NEW YORK — Sales growth and costs controls boosted Gildan Activewear Inc.’s bottom line in the third quarter.
This story first appeared in the August 11, 2003 issue of WWD. Subscribe Today.
For the three months ended July 6, the Montreal-based T-shirt and knitwear manufacturer said net income gained 12.7 percent to $22.4 million, or 75 cents a diluted share, from $19.9 million, or 67 cents, a year ago, as sales increased 4.3 percent to $146.5 million from $140.5 million last year.
Dollar figures have been converted from the Canadian dollar at current exchange. The firm reported net income of 31.3 million Canadian dollars and sales of 204 million Canadian dollars.
Gildan achieved greater unit sales, better gross margins and lower selling, general and administrative costs, but those were largely offset by decreased selling prices and a weaker U.S. dollar, the company said.

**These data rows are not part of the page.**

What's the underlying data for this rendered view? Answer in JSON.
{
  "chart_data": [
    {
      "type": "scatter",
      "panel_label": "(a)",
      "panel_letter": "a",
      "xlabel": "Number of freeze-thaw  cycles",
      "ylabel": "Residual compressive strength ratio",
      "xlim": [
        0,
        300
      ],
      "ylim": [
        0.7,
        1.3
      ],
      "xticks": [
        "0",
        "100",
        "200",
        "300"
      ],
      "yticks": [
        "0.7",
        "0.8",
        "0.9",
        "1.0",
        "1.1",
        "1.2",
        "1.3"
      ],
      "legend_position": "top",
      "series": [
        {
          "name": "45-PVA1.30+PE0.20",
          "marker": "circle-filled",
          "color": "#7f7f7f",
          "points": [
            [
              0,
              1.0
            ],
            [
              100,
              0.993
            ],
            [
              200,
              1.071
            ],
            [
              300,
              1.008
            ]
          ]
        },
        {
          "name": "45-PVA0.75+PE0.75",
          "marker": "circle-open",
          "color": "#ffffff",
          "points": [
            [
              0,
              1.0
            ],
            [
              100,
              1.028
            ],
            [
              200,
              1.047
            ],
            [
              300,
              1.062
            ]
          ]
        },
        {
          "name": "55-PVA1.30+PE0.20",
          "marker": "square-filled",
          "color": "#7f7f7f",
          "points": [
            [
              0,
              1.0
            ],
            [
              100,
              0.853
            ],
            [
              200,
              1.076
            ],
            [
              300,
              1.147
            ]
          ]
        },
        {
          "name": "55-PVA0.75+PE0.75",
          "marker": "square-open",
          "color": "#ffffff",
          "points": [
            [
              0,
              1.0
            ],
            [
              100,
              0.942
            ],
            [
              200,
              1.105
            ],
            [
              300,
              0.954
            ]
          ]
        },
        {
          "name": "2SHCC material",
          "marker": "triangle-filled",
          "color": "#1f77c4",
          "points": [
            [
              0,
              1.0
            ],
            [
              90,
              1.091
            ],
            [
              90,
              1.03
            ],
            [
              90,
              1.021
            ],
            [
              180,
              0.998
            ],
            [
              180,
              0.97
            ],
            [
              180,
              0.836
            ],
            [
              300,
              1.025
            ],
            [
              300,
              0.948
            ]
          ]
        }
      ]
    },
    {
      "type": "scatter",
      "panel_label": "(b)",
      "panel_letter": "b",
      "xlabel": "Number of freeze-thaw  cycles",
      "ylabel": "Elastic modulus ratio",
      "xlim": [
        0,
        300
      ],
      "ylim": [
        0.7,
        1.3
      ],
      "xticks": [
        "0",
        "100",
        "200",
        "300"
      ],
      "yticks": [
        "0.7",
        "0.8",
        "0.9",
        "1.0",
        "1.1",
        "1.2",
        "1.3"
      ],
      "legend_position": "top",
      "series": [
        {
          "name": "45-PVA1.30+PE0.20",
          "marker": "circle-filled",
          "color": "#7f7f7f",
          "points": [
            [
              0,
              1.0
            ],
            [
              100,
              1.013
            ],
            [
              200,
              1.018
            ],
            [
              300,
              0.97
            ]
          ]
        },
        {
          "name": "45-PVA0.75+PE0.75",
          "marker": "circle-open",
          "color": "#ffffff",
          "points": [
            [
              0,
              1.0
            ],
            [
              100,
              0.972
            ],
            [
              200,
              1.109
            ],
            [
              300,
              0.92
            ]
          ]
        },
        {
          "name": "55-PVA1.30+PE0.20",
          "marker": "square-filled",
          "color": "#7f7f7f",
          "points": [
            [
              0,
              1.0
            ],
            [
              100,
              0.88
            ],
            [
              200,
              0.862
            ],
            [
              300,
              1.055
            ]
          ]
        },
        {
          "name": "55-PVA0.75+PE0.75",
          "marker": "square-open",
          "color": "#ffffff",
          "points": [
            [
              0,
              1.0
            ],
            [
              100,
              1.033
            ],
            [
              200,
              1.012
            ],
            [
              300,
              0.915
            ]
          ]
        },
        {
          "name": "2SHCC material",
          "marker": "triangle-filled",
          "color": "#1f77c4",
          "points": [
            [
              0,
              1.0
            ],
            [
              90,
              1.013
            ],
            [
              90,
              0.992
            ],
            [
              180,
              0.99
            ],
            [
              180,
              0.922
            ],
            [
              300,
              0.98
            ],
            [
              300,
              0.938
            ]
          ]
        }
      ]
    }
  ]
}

Still, gross margin did expand 100 basis points to 30.7 percent of sales, and SG&A contracted 77 basis points to 9.2 percent.
“We have been able to fully offset the significant impact of the U.S. currency decline by surpassing our targets for manufacturing efficiencies and by exceeding our unit sales growth forecast, in spite of low inventories and capacity constraints,” said chief executive officer H. Greg Chamandy in a statement. “We continue to be excited about the progress and potential of our Rio Nance integrated textile facility, which will provide additional production capacity, as well as allow us to significantly further drive down our cost structure.”
Overall, for the first nine months, Gildan reported a 22.6 percent increase in net income to $41.3 million, or $1.39. By comparison, last year the company had profits of $33.7 million, or $1.15. Sales for the period rose 8.8 percent to $344.2 million from $316.5 million a year ago.